Altho yu may laf, Teddy Roosevelt wanted to achiev a form of English speling that was eazier to lern, and he askt all government buros to follo the new paradim.  

The above sentence looks as though it had been written by a six-year-old, but that was sort of the point.  Andrew Carnegie founded the American Spelling Board in 1906 with a mandate to reform and simplify the English language.  The Board, packed with famous Americans, immediately prepared an initial list of 300 proposed word changes.  In August 1906, President Roosevelt ordered that all government documents would follow the new orthography.

Some of the changes have stuck -- or were already being slowly adopted even before the Board did its work.  Esthetic and fetus, instead of aesthetic and foetus.  Gram instead of gramme, and plow instead of plough.  The dropping of the "u" in words like colour and flavour.  Some of the suggested changes have gradually become a substandard or commercial form of spelling -- donut, cigaret, catalog.  Manoeuver was to be written manuver.  Modern American English has compromised with "maneuver."  

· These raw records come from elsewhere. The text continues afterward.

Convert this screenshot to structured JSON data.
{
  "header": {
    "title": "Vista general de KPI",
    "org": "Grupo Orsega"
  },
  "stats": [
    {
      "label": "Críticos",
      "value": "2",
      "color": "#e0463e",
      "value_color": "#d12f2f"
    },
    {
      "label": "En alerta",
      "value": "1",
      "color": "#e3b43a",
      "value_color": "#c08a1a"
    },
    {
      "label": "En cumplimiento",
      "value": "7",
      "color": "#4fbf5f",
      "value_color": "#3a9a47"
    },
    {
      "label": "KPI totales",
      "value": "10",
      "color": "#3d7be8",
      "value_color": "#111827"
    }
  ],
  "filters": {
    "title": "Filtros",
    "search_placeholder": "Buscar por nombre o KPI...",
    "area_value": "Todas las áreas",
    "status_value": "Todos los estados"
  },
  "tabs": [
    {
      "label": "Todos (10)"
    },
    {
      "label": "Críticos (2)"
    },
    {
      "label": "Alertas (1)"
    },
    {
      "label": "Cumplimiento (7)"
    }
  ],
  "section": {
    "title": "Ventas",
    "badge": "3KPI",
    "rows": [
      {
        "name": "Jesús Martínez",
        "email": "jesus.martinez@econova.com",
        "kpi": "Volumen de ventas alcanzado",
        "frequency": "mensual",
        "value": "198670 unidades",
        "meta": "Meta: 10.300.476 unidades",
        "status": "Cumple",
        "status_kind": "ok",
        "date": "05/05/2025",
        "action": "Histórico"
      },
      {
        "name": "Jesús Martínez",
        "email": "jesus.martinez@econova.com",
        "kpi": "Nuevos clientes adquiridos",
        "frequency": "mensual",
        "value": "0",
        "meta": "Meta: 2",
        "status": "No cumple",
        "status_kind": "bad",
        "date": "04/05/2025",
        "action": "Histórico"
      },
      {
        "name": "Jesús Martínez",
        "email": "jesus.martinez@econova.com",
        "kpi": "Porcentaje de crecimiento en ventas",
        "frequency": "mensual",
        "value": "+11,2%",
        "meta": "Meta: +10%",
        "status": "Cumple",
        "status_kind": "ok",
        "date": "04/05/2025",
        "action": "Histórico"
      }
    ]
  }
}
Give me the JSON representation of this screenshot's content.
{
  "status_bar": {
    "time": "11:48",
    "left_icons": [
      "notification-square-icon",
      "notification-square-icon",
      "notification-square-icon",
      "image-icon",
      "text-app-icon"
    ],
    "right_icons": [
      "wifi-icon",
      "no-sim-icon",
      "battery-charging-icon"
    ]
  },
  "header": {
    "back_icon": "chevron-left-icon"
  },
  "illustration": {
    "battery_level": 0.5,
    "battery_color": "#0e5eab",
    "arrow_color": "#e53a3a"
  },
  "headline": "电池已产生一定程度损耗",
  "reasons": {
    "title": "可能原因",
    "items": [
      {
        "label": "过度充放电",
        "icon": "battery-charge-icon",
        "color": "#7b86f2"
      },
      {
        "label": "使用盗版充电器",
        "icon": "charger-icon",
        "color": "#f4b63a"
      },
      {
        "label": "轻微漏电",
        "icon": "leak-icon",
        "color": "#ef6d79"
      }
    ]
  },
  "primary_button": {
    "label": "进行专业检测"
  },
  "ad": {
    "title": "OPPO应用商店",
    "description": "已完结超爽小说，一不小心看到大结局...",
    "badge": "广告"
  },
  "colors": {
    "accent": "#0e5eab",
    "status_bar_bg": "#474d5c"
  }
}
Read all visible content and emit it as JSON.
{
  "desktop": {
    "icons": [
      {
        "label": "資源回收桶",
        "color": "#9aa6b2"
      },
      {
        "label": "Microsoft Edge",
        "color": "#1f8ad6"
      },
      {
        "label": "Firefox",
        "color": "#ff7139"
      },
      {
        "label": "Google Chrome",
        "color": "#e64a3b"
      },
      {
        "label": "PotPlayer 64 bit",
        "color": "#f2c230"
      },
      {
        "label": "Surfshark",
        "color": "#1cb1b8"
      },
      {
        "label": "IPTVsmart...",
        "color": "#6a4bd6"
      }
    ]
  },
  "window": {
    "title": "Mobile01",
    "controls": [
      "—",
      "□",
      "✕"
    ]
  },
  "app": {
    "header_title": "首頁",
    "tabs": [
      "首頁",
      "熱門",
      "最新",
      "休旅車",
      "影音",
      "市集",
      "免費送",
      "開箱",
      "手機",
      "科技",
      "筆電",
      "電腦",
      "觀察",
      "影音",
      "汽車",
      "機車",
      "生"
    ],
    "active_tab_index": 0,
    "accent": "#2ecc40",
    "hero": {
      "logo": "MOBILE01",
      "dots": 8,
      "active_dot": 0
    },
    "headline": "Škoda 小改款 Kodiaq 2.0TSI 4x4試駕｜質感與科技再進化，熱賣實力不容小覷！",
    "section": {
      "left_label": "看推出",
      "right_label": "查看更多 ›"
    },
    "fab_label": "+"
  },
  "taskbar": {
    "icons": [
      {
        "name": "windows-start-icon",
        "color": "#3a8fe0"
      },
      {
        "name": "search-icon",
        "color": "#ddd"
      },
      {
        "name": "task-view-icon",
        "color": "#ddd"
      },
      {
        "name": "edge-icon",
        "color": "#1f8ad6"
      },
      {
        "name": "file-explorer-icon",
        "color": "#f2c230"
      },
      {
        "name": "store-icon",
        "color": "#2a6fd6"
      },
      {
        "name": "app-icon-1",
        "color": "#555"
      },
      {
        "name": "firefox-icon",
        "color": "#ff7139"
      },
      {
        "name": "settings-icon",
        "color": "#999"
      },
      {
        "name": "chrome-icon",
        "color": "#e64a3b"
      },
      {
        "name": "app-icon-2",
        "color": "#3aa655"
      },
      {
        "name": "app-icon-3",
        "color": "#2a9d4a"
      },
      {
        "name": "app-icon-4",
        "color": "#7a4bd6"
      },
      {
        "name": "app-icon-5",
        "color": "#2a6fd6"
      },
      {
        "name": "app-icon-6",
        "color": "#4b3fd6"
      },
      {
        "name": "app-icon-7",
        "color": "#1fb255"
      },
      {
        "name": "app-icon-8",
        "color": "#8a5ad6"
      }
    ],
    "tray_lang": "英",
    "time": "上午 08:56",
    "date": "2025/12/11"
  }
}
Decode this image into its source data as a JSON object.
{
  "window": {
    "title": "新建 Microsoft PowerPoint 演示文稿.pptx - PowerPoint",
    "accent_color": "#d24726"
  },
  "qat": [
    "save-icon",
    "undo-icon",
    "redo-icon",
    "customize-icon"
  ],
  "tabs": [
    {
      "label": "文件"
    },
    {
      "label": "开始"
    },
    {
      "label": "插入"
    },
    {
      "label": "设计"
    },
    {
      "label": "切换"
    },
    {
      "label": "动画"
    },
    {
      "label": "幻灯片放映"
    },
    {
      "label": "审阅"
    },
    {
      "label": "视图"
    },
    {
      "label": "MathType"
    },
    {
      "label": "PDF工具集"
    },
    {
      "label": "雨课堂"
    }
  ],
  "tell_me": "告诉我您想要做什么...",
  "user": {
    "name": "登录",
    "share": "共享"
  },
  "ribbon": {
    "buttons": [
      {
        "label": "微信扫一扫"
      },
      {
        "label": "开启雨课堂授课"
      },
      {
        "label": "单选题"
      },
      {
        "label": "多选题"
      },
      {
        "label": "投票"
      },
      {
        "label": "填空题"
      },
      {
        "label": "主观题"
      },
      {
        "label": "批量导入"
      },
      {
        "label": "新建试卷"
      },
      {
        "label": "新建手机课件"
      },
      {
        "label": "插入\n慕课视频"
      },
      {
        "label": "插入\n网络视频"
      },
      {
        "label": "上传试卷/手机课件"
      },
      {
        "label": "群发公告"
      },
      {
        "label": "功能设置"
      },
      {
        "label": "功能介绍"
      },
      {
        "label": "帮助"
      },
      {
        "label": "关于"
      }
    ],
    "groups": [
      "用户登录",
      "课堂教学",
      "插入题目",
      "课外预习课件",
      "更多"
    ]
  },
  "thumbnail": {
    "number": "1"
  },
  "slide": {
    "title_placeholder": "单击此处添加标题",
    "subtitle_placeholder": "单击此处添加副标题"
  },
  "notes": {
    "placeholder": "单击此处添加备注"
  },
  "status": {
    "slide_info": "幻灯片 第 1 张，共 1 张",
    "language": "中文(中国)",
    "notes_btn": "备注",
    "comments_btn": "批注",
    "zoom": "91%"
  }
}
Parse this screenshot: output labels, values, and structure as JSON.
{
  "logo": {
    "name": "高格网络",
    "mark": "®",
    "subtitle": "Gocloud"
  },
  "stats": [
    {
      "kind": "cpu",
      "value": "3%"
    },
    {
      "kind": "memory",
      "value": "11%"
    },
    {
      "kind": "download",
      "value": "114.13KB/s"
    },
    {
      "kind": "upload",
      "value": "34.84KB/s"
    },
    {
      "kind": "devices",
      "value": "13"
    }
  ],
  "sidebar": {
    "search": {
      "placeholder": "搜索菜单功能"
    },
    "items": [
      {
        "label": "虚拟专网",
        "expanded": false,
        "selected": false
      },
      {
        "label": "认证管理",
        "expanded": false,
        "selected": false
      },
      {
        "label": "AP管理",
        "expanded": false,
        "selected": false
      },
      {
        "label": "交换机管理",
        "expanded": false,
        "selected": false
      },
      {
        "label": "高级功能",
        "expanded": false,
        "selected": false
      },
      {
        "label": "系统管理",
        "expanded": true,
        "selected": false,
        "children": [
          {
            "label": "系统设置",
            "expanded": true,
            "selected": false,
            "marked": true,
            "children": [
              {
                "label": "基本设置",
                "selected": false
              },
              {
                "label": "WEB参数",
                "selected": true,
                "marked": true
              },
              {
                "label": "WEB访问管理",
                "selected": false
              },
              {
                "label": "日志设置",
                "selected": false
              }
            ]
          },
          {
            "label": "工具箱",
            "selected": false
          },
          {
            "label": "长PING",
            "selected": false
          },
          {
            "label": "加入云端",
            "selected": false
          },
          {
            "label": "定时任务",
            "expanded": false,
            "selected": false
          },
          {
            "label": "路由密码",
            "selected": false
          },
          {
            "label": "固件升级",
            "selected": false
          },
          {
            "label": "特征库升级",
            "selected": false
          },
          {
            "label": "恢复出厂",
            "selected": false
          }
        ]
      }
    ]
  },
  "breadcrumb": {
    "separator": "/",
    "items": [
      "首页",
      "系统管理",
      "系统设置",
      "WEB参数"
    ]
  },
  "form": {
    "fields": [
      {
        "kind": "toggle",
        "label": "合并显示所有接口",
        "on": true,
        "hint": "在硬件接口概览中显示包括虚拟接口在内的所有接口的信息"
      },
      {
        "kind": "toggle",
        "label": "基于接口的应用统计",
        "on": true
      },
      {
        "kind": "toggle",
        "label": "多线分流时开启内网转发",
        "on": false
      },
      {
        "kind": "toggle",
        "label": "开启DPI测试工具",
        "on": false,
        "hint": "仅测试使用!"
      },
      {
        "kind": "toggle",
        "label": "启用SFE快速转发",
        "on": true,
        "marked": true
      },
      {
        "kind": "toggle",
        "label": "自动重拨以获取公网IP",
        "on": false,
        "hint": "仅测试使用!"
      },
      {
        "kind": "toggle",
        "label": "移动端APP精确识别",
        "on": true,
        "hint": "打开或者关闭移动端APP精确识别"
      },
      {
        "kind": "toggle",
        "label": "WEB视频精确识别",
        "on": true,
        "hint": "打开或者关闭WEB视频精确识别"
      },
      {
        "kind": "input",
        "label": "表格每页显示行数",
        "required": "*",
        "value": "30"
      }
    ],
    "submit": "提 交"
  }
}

But most of the changes were too radical for public acceptance.  At the end of 1906, Congress resolved that standard dictionary spellings should be used in government documents.  Roosevelt threw up his hands and conceded the fight.  Our American experiment with government-mandated spelling ended within months of its commencement.

This battle was brought to mind by a feature article in today's New York Times discussing France's efforts to curtail to some extent the use of the circumflex -- that little hat that you often find over French vowels.  The idea wasn't to eliminate it entirely -- only in those cases involving the vowels "i" and "u."  Nevertheless, the public is in an uproar.

Unlike America and Britain -- aside from our unfortunate effort in 1906 -- France has a permanent body, the Académie Française, that determines what is correct and what is not correct French usage.  The Académie can rely on its decisions being enforced in some contexts -- public advertising and signage, for example.  It remains to be seen how effective their latest efforts to simplify French spelling will prove.

French is derived from Latin, as is English to a lesser extent.  The circumflex is most commonly used to show that an "s" in a Latin word has become omitted in French pronunciation, and thus spelling.  For example, "insula" becomes "isle" in English but île in French, showing that the "s" has been dropped.  Interestingly enough, one of the American Spelling Board's 300 changes was to change isle and island to ile and iland

"Yuk" is my reaction, and was also the reaction of the American public in 1906.

While the average reader of English probably couldn't care less, for some of us, the clues revealing our language's ancestry are valued and even, at times, useful.  The French are far more tradition-minded than we Americans, and I imagine that the loss of the circumflex in île would be at least as painful as would be the loss, for us, of the silent "s" in island. 

Language isn't static, but it changes slowly, glacially, as people's lives change.  Over the past century or two, Americans have lost their enthusiasm for the "British u" in words like honour, harbour, and flavour.   They are now willing to countenance use of either "catalogue" or "catalog."  And while comic books and popular magazines may tolerate "alright," "altho," and "laff," none of us has become  "advanst enuf" to claim he "preferd" "iland" for "island."

Justice Oliver Wendell Holmes once stated that, "The life of the law has not been logic: it has been experience."  So also for the life of a nation's language.